When Ansel returned to San Francisco each fall, his social life centered around a circle of Sierra Club friends, including Cedric Wright, David and Anne Brower, Francis and Marj Farquhar, Dick and Doris Leonard, and Ed and Peggy Wayburn, all of whom would eventually become important to the American environmental movement.
16
It must be emphasized again how important the Sierra Club was in every facet of Ansel’s life. Respect for him within the club grew as his photographs and articles appeared in the
Sierra Club Bulletin
with increasing frequency. His reports as custodian of the LeConte Lodge were published each year from 1921 to 1924, and his portfolios and books were announced and reviewed. When
Parmelian Prints of the High Sierras
appeared in 1927, Professor Joseph N. LeConte II (Little Joe), himself an accomplished photographer, wrote a glowing appraisal for the February 1928
Bulletin
.
17
A few pages later, Ansel’s own advertisement appeared, announcing the availability of the portfolio and how readers could contact him for its purchase (reproduced on page 57).
Ansel was appointed to the editorial board of the
Bulletin
in 1928, a position he would hold for forty-three years. He was becoming well known to the membership, which numbered about two thousand stalwarts from 1920 to the mid-1930s. These lovers of the Sierra were Ansel’s prototypical audience, and with that in mind, he wisely produced portfolios commemorating the Outings of 1928, 1929, 1930, and 1932. These were meant to be instant albums, a record of places hiked and camped; at thirty dollars apiece and containing upward of twenty-five photographs, they were excellent mementos.

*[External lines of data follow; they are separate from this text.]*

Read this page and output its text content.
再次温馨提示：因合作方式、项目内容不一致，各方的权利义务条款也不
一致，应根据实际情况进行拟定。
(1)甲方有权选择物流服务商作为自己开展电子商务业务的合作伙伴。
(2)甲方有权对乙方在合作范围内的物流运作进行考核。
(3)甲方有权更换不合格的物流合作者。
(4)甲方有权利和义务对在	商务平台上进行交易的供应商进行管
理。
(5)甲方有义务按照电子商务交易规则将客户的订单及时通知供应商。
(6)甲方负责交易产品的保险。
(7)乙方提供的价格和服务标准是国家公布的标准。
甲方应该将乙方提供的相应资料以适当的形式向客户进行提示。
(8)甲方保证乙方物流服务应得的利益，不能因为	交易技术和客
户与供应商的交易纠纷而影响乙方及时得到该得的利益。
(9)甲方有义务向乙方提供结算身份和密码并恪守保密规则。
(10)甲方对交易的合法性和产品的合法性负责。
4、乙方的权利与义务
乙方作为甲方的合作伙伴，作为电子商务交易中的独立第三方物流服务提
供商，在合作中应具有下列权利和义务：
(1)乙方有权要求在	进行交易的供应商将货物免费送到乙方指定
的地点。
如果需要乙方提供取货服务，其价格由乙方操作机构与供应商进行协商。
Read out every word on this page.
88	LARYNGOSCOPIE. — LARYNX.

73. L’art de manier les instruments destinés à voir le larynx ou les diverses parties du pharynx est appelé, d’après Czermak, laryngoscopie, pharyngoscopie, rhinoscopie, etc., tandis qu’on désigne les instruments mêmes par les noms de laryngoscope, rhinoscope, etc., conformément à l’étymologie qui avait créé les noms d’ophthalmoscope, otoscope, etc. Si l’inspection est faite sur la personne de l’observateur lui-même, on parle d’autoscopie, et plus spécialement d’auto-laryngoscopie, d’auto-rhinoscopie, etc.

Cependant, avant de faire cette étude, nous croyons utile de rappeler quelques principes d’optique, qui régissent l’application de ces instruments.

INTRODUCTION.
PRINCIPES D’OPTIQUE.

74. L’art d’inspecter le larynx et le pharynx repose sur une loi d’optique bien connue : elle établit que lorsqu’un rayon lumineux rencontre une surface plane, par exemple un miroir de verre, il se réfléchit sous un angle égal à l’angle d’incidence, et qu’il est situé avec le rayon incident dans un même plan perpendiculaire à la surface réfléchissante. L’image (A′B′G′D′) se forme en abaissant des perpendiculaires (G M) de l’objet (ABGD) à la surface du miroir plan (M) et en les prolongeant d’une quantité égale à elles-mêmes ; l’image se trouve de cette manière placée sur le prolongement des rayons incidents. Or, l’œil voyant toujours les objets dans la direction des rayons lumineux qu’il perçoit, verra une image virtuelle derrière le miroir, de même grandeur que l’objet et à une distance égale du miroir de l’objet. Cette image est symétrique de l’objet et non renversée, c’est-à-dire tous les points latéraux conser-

Virginia fully shared her husband’s enthusiasm for the Sierra Club. She was elected to the board of directors for a two-year term in 1932, but following the birth of their first child, in 1933, she found that she didn’t have enough time to serve effectively, and resigned. In 1934, she was again nominated, as was Ansel. She campaigned for him, and he for her; Virginia must have been better at it, because he won.
18
Once elected, Ansel would serve as a director for thirty-seven years, from 1934 until 1971. His term saw him metamorphose from lover of nature into environmental activist.
Although such events are commonplace now, Ansel was one of the first to devise a celebration of nature when, in 1934, he organized the first Yosemite Wildflower Festival. He chose wildflowers as a symbol of natural beauty under siege by man. Ansel employed movies, hikes, and lectures to teach the public the importance of protecting native plants.
The National Park Service, the U.S. Forest Service, the Yosemite Park and Curry Company (YP&CC), and the Sierra Club always seemed to be at odds with one another, with the two federal agencies each holding fast to an opposing philosophy: the Park Service, led by Stephen Mather, talked of preservation, while the Forest Service, directed by Gifford Pinchot, advocated controlled use. These differing positions ensured conflict at almost every environmental turn. An early proponent of the win-win philosophy, Ansel believed that if people of good faith worked together, a solution could be found for almost any problem.